HDFC Bank is recognized as the largest private sector bank and was previously the market leader in the Home Loan segment in India. As of December 2018, HDFC Home Loans have managed to grab a market share of 15.7 percent in the Indian housing finance market.

SBI Home Loan

SBI is regarded as the biggest public sector bank in the country and a great institution if you’re looking to apply for a home loan. As of December 2018, SBI Home Loans have managed to grab a market share of 22.1 percent in the Indian housing finance market thus consolidating their position as the undisputed king in the housing finance sector.

PNB Housing Loan

Salaried and self-employed individuals looking to purchase, construct or renovate a home can consider to Punjab National Bank for procuring Home Loans. As of December 2018, PNB Housing Loan have managed to grab a market share of 3 percent in the Indian housing finance market.

But, before you begin the process to Apply for PNB Housing Loan, there are certain factors which you need to analyse and consider; after all, getting a home is a massive financial undertaking and you should cover all bases before pulling the trigger.

1. Research Loan Options

Do ensure that you do extensive research before applying for a Home Loan. There’s plenty of information available online which can help you narrow down on a suitable Home Loan lender.

2. Look at Affordability

Before applying for a Home Loan, do take some time to consider if you can afford the monthly EMIs as per your current and future cost of living. In that regard, ensure that you take into account all overhead expenses and have a contingency account as well so that you can cover any unforeseen emergencies. To that end, as a rule of thumb, you should ensure that your EMIs never exceed 45 percent of your total income.

3. Repayment Tenure

At the time of applying for a home loan, consider the repayment tenure best suited to your circumstances. Interest rates usually vary depending on the tenure chosen – for instance, shorter tenures have lower interest rates to encourage faster repayment. While opting for a long tenure might make sense, you should also realise that by doing so, you automatically have to pay higher outgo in the form of interest.

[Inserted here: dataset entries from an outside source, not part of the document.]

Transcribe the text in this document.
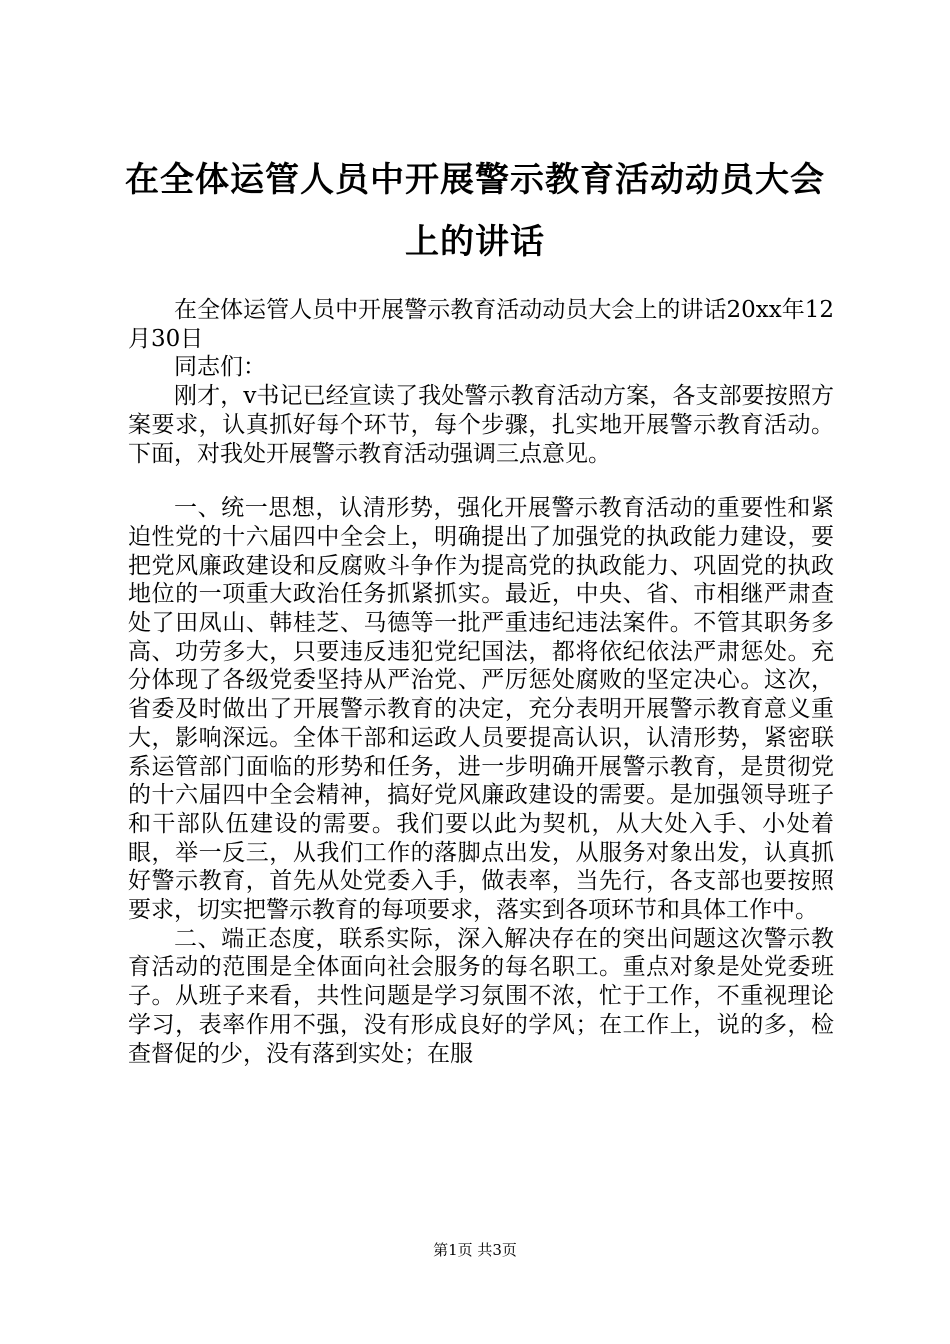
在全体运管人员中开展警示教育活动动员大会
上的讲话

在全体运管人员中开展警示教育活动动员大会上的讲话20xx年12月30日

同志们：

刚才，v书记已经宣读了我处警示教育活动方案，各支部要按照方案要求，认真抓好每个环节，每个步骤，扎实地开展警示教育活动。下面，对我处开展警示教育活动强调三点意见。

一、统一思想，认清形势，强化开展警示教育活动的重要性和紧迫性党的十六届四中全会上，明确提出了加强党的执政能力建设，要把党风廉政建设和反腐败斗争作为提高党的执政能力、巩固党的执政地位的一项重大政治任务抓紧抓实。最近，中央、省、市相继严肃查处了田凤山、韩桂芝、马德等一批严重违纪违法案件。不管其职务多高、功劳多大，只要违反违犯党纪国法，都将依纪依法严肃惩处。充分体现了各级党委坚持从严治党、严厉惩处腐败的坚定决心。这次，省委及时做出了开展警示教育的决定，充分表明开展警示教育意义重大，影响深远。全体干部和运政人员要提高认识，认清形势，紧密联系运管部门面临的形势和任务，进一步明确开展警示教育，是贯彻党的十六届四中全会精神，搞好党风廉政建设的需要。是加强领导班子和干部队伍建设的需要。我们要以此为契机，从大处入手、小处着眼，举一反三，从我们工作的落脚点出发，从服务对象出发，认真抓好警示教育，首先从处党委入手，做表率，当先行，各支部也要按照要求，切实把警示教育的每项要求，落实到各项环节和具体工作中。

二、端正态度，联系实际，深入解决存在的突出问题这次警示教育活动的范围是全体面向社会服务的每名职工。重点对象是处党委班子。从班子来看，共性问题是学习氛围不浓，忙于工作，不重视理论学习，表率作用不强，没有形成良好的学风；在工作上，说的多，检查督促的少，没有落到实处；在服

第1页 共3页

4. Be Aware of Foreclosure Norms

Always stay updated on the changing RBI norms such as foreclosure norms. If you have a sudden windfall or have the capacity to foreclose your Home Loan by repaying the outstanding amount, you can do so and avoid from paying additional interest.

5. Additional Charges

At the time of your Home Loan application, there are a bunch of administrative, processing or service charges that are levied by the banks – which is why you should ensure that you understand the charges and discuss them with your lender prior. In that light, do check with them to understand whether these charges are one-time or recurring so that you can plan your monthly finances accordingly.

The Bottom Line

These are exciting times especially if you’re a Home Loan borrower owing to the plethora of options at your disposal. Besides these main street lenders/ banks, you can also consider applying to Housing Finance Companies (HFCs) who have consolidated themselves with a market share to the tune of 37 per cent as of March 2017.

With a fourth cut in the repo rates which takes it down to 5.40 percent, surely there's no better time than now for prospective home-owners who are looking to invest in the real estate market.